If this pays off I'd like to extend it further to iterate on tool descriptions and different schemes at that layer too

#

It's at least a good way for me to dogfood the agent/workspace patterns

shrewd cedar Mar 20, 2025, 10:33 PM

#

the idea of a "state machine" is still banging around in my head - might be an effective metaphor to teach the model how tools/objects work (each object is a state machine, calling tools transitions to a new state)

https://developer.mozilla.org/en-US/docs/Glossary/State_machine

MDN Web Docs

State machine - MDN Web Docs Glossary: Definitions of Web-related t...

A state machine is a mathematical abstraction used to design algorithms. A state machine reads a set of inputs and changes to a different state based on those inputs.

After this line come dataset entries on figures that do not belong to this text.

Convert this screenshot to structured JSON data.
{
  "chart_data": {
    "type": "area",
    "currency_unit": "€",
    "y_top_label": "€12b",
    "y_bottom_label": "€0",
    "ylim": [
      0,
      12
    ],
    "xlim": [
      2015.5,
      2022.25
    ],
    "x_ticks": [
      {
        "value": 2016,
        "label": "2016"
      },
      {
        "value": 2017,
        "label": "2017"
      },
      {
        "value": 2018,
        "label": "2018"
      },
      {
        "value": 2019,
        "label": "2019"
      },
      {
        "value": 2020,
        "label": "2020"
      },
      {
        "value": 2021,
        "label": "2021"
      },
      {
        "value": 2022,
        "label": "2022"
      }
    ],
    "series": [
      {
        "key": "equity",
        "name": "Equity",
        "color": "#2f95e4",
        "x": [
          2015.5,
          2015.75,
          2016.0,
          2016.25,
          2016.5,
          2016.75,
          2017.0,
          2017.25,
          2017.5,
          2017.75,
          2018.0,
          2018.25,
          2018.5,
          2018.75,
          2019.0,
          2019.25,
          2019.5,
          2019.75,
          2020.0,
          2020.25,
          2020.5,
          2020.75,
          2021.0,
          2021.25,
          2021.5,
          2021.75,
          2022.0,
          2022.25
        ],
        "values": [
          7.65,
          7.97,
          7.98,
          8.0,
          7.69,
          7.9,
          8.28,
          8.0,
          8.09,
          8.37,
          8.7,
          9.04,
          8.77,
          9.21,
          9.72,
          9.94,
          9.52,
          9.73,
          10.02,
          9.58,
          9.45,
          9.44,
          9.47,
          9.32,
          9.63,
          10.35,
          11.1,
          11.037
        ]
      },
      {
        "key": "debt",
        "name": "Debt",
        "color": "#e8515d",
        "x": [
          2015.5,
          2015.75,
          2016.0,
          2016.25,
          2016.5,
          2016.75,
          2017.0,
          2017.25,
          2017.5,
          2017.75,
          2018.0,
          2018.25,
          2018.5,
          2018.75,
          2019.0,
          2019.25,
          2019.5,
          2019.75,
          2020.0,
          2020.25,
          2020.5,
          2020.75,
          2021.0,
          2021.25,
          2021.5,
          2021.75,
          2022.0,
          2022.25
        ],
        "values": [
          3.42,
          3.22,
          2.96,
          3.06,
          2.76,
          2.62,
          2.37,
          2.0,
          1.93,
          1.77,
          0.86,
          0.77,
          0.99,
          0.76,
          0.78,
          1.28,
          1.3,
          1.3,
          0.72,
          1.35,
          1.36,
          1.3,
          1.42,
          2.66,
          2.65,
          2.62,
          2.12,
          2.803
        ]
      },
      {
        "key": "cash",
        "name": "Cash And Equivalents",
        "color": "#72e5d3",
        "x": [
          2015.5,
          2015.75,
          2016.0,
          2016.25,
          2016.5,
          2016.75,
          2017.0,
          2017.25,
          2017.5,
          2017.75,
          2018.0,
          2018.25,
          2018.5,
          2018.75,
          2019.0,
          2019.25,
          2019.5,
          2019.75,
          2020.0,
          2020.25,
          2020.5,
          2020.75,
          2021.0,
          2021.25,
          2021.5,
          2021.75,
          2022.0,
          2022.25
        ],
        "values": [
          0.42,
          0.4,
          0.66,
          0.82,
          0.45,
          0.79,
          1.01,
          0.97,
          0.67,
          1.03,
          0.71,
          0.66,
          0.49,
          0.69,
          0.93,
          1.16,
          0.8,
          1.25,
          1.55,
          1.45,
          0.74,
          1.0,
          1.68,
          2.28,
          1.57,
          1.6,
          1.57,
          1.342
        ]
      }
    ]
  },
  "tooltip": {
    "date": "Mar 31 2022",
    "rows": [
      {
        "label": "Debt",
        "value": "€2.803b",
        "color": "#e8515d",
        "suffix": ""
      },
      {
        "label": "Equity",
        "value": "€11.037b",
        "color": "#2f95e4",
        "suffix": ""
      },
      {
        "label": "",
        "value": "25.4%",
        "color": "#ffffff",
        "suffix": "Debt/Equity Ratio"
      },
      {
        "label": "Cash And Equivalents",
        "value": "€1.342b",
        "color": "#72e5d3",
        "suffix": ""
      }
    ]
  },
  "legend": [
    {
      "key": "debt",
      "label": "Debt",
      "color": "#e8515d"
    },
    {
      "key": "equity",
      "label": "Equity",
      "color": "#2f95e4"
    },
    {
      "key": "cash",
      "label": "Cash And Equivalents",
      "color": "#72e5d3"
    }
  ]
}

shrewd cedar Mar 21, 2025, 3:41 AM

#

https://v3.dagger.cloud/dagger/traces/fbcaba5971508bc2cb7b6f210761e622?listen=df507ce865de0b2c&listen=eebb952c922ae237&showHidden=f82a12d568073a87&showHidden=fb8bfeb9bda35c73#114ead400966c156

ok this is pretty fun - Gemini is great for an agentic prompt development feedback loop, since it's so fast

shrewd cedar Mar 21, 2025, 3:57 AM

#

gpt-4o hits a rate limit if i try the same

#

got a 5/5 with Gemini when it generated this prompt 🤯 https://v3.dagger.cloud/dagger/traces/0f2ba7e5fd0bee5a4b89a55866fb9dc0

You are a functional state machine interacting with a GraphQL API through tools that align with the current state object. Each state change returns a new object, which updates the available set of tools. When a field returns an object type, it becomes the new context, replacing the current toolset. Use tools like '_save' to assign current objects to variables and to pass IDs for operations that require them.